The helicopter was retained in Kentucky because there were none to be had in Tennessee that could do the job. Snyder signs provided the on-ground support and Michael Brady, Inc. Engineering “designed the install,” according to their representative with whom I shared a vantage of the operation.
He confessed to having butterflies with worry that it might not go well. I acknowledged that a cable could break as the helicopter lifted a sign. He indicated that was only one of many disasters he could envision, including a panel of the sign slamming into the side of the building or the workers at the top not securing it properly before releasing the sign from the helicopter cable and sending the sign plunging 27 floors to the ground. I paid more attention after our conversation.

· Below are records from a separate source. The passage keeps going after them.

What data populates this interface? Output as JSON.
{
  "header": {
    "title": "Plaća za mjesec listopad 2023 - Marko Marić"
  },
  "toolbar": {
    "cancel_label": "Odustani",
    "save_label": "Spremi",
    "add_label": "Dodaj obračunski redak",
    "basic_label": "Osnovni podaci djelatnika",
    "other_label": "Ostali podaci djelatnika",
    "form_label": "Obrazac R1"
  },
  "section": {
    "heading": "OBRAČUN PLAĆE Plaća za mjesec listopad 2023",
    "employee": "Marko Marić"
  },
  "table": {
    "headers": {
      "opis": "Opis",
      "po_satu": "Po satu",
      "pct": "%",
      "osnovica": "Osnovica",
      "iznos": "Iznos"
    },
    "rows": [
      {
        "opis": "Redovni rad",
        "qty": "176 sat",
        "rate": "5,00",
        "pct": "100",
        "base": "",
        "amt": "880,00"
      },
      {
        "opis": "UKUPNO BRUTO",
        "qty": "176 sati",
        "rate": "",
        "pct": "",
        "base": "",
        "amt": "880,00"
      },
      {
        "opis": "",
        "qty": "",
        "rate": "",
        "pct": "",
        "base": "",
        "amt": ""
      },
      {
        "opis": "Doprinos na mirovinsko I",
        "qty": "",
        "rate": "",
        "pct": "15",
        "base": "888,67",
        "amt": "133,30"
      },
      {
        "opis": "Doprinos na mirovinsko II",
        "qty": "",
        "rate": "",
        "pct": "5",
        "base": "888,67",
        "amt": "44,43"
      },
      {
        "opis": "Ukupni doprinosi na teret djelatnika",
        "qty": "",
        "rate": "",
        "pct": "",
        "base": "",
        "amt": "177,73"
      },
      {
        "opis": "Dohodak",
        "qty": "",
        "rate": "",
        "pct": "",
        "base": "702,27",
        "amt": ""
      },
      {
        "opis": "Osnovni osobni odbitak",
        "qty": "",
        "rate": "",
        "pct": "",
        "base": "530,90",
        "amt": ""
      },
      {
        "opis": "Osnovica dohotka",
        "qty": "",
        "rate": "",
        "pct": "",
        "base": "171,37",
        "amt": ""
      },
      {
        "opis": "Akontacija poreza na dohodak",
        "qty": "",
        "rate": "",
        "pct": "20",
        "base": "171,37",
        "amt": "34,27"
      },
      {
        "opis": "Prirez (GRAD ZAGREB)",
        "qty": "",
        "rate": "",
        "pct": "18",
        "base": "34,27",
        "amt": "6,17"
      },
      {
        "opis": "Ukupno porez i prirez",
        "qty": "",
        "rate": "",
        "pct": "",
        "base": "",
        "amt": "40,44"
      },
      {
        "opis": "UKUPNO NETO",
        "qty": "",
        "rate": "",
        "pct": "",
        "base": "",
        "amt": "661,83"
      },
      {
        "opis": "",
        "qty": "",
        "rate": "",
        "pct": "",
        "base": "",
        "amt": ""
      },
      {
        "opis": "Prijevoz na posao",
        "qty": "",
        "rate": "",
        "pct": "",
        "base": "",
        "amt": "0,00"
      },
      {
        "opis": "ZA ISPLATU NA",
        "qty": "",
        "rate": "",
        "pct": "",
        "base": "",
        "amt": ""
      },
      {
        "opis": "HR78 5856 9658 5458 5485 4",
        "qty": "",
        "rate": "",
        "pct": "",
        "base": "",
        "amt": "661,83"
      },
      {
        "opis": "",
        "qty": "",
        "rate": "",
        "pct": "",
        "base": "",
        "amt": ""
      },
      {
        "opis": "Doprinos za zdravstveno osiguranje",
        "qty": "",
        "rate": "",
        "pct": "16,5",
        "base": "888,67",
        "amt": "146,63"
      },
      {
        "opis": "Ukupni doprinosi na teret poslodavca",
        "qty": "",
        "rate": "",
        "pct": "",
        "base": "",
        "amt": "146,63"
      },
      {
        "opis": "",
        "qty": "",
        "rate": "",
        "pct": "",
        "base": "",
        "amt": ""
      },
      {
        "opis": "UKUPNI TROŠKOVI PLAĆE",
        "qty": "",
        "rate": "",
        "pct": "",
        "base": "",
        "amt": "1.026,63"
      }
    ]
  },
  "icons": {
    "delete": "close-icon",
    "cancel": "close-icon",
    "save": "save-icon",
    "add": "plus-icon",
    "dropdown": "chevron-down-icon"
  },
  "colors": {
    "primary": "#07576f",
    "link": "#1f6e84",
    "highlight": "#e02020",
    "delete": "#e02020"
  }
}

Five workmen connected the cables and the helicopter rose to the top of the bank, smoothly placing the first panel in the hands of the workers on top of the building. According to the MBI representative, the crew would place a minimum of screws on each side of the panel (eight, I believe) and would add many others after the helicopter portion of the installation was complete.
The installation of the fist two panels went without a hitch and were a thing of beauty and skill to behold. The third was not so easy. A cable with which the gentlemen on top of the building would guide the panel into place came unattached. Also, for reasons I could not discern, the panel began twisting after it was about forty feet off the ground. The helicopter lowered it and the workers on the ground, dangerously, tried to grab it. Realizing they were close to being knocked down, if not killed, by the spinning sign, they backed away until the helicopter pilot could rest one end on the ground. They re-attached the cable and that panel and the next were raised without further problem.
After the installation was complete I watched an apparently excited and relieved engineer talking on his cell phone, whether to his superiors or to the men on the top of the building, who still had work to be done, I’m not certain. The workers were visible on top of the building for a while, but the signs sat contentedly, as if they planned to stay put for a long time. Let’s hope so.